Use your function to define the following functions. Use lambda
to define the criterion function that is passed to filter-builder.
filter-div3
that takes a list of integers and creates a
list of all its elements divisible by 3. For instance:
(check-expect (filter-div3 (list 2 21 22 33 -1 -3)) (list 21 33 -3))
Hint: use a predefined remainder
function to check if a
number is divisible by 3.
filter-longer-than-3
that takes a list of lists and leaves only
lists of length 3 and shorter:
(check-expect (filter-longer-than-3 (list (list 1 2 3 4) (list 1 2) (list 1 2 3) (list 1 2 3 4 5)))
(list (list 1 2) (list 1 2 3)))
filter-a-b
that removes all symbols from a list of symbols that
are not 'a or 'b:
(check-expect (filter-a-b (list 'a 'c 'b 'd 'a)) (list 'a 'b 'a))
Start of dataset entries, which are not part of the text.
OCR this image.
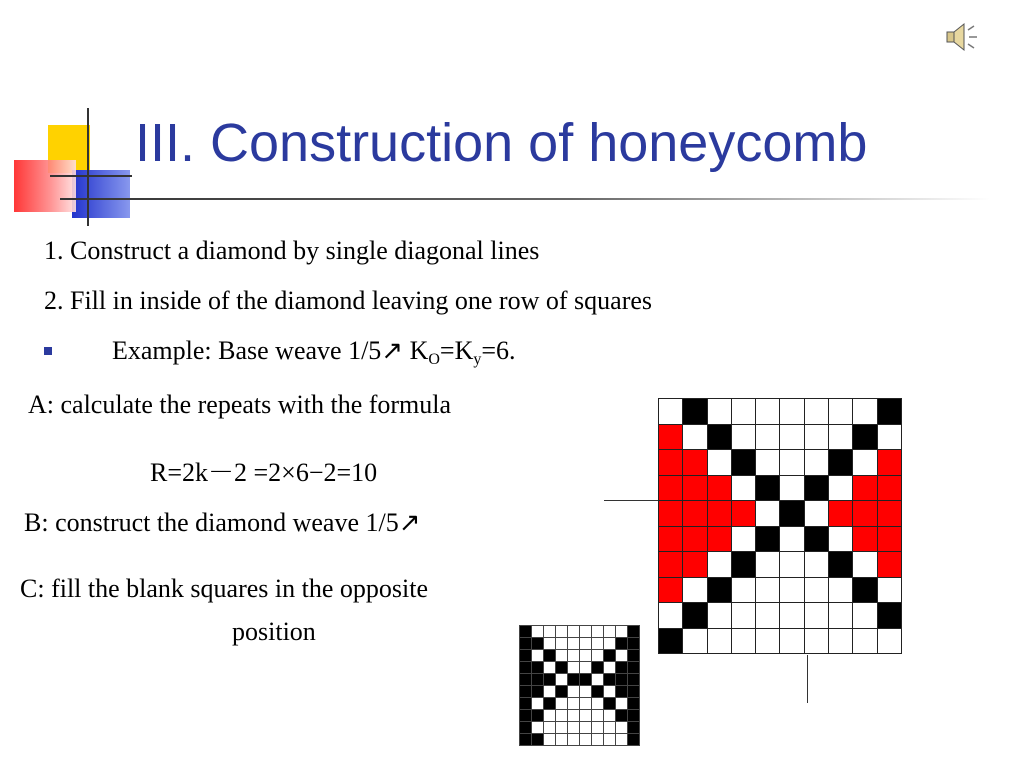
III. Construction of honeycomb
1. Construct a diamond by single diagonal lines
2. Fill in inside of the diamond leaving one row of squares
Example: Base weave 1/5↗ $K_O=K_y=6$.
A: calculate the repeats with the formula
R=2k－2 =2×6−2=10
B: construct the diamond weave 1/5↗
C: fill the blank squares in the opposite
position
The following starting code includes a circle structure and its draw and clear functions and some helpful functions:
;; The structure represents a circle
;; center is the position (posn structure) of the center
;; radius is its radius (a non-negative number), and
;; color is a symbol representing a color
(define-struct circle (center radius color))
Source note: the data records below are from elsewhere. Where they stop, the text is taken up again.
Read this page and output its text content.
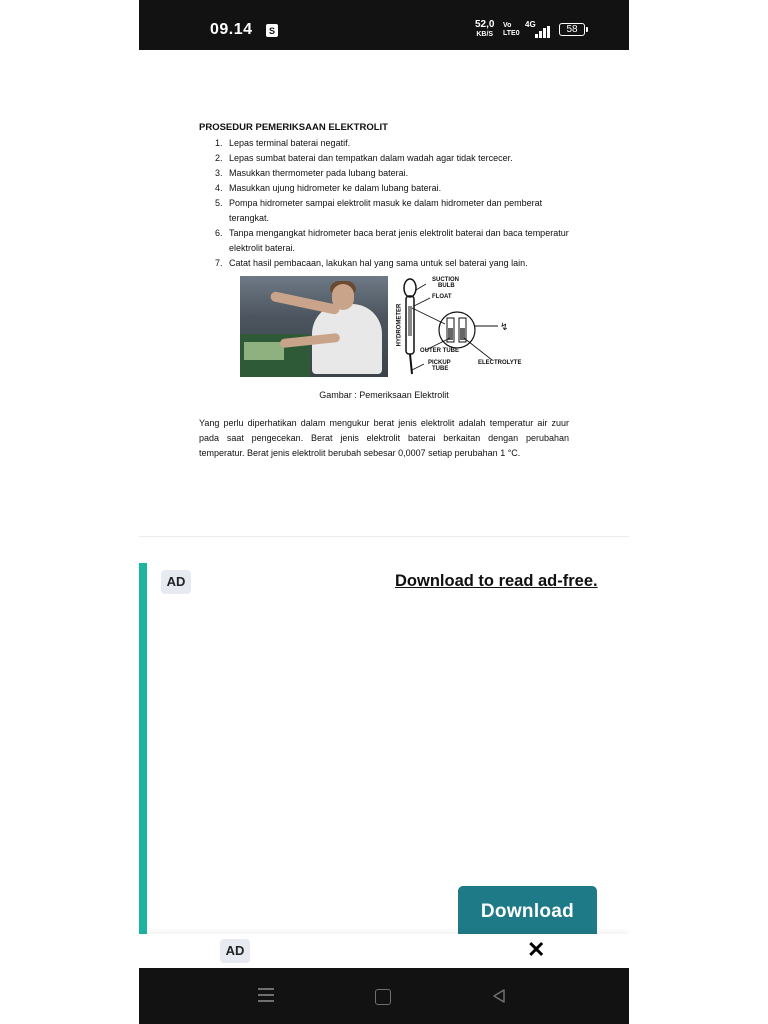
09.14	S
52,0
KB/S
Vo
LTE0
4G	58
PROSEDUR PEMERIKSAAN ELEKTROLIT
1. Lepas terminal baterai negatif.
2. Lepas sumbat baterai dan tempatkan dalam wadah agar tidak tercecer.
3. Masukkan thermometer pada lubang baterai.
4. Masukkan ujung hidrometer ke dalam lubang baterai.
5. Pompa hidrometer sampai elektrolit masuk ke dalam hidrometer dan pemberat terangkat.
6. Tanpa mengangkat hidrometer baca berat jenis elektrolit baterai dan baca temperatur elektrolit baterai.
7. Catat hasil pembacaan, lakukan hal yang sama untuk sel baterai yang lain.
↯
SUCTION
BULB
FLOAT
HYDROMETER
OUTER TUBE
PICKUP
TUBE
ELECTROLYTE
Gambar : Pemeriksaan Elektrolit
Yang perlu diperhatikan dalam mengukur berat jenis elektrolit adalah temperatur air zuur pada saat pengecekan. Berat jenis elektrolit baterai berkaitan dengan perubahan temperatur. Berat jenis elektrolit berubah sebesar 0,0007 setiap perubahan 1 °C.
AD	Download to read ad-free.
Download
AD	✕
;; draw-a-circle: circle -> true
;; the function draws a circle structure as a disk
;; and returns true
(define (draw-a-circle a-circle)
(draw-solid-disk (circle-center a-circle)
(circle-radius a-circle)
(circle-color a-circle))
)
;; clear-a-circle: circle -> true
;; the function clears a disk corresponding to a circle
;; and returns true
(define (clear-a-circle a-circle)
(clear-solid-disk (circle-center a-circle)
(circle-radius a-circle))
)
(define colors (list 'red 'green 'blue 'magenta 'cyan 'yellow 'orange 'purple))
(define (nth a-list n)
(cond
[(= n 0) (first a-list)]
[else (nth (rest a-list) (- n 1))]
)
)
Write a function nth
with a random parameter to select a
color, see above). Test it by calling it with any integer parmeter and
draw the resulting circle: (draw-a-circle (random-circle
5))
.
Use build-list
to build a list of 50 circles, store the
list in a variable (you will need to clear the circles later). Then use
map
to map the draw-a-circle
. This will draw
all the circles.
Use sleep-for-while
, then clear the circles list by
mapping the clear function over the list.
Then create another list and draw and clear it using map.
A prime number is defined as a positive integer greater than 1 divisible only by 1 and itself. The first five prime numbers are: 2, 3, 5, 7, 11. A common approach for generating prime numbers is known as Sieve of Eratosthenes. The algorithm starts off with a list of all integers up to some given N and then proceeds to "cross out" numbers that are divisible by 2, 3, 4, etc. The largest number that it needs to cross out is the sqaure root of N rounded up.
Use build-list to generate a list of all numbers from 2 to
1000. Use lambda
to define a function passed to
build-list.
Write a recursive function that takes a list, integer n, and a maximum integer. If n exceeds the maximum, the list is returned. Otherwise the function filters out numbers that are divisible by n from the result of the recursive call with n+1.
The criteria to filter must be
writtten using lambda
. Be careful when writing the
criteria: make sure that you are not filtering out numbers that are
divisible by themselves, or you will get an empty list.
Call the function with the list of numbers from 2 to 1000, 2 as the starting value of n, and square root of 1000 as the maximum. The resulting list will have all prime numbers between 2 and 1000.
Use Intermediate Student with lambda language level for this lab.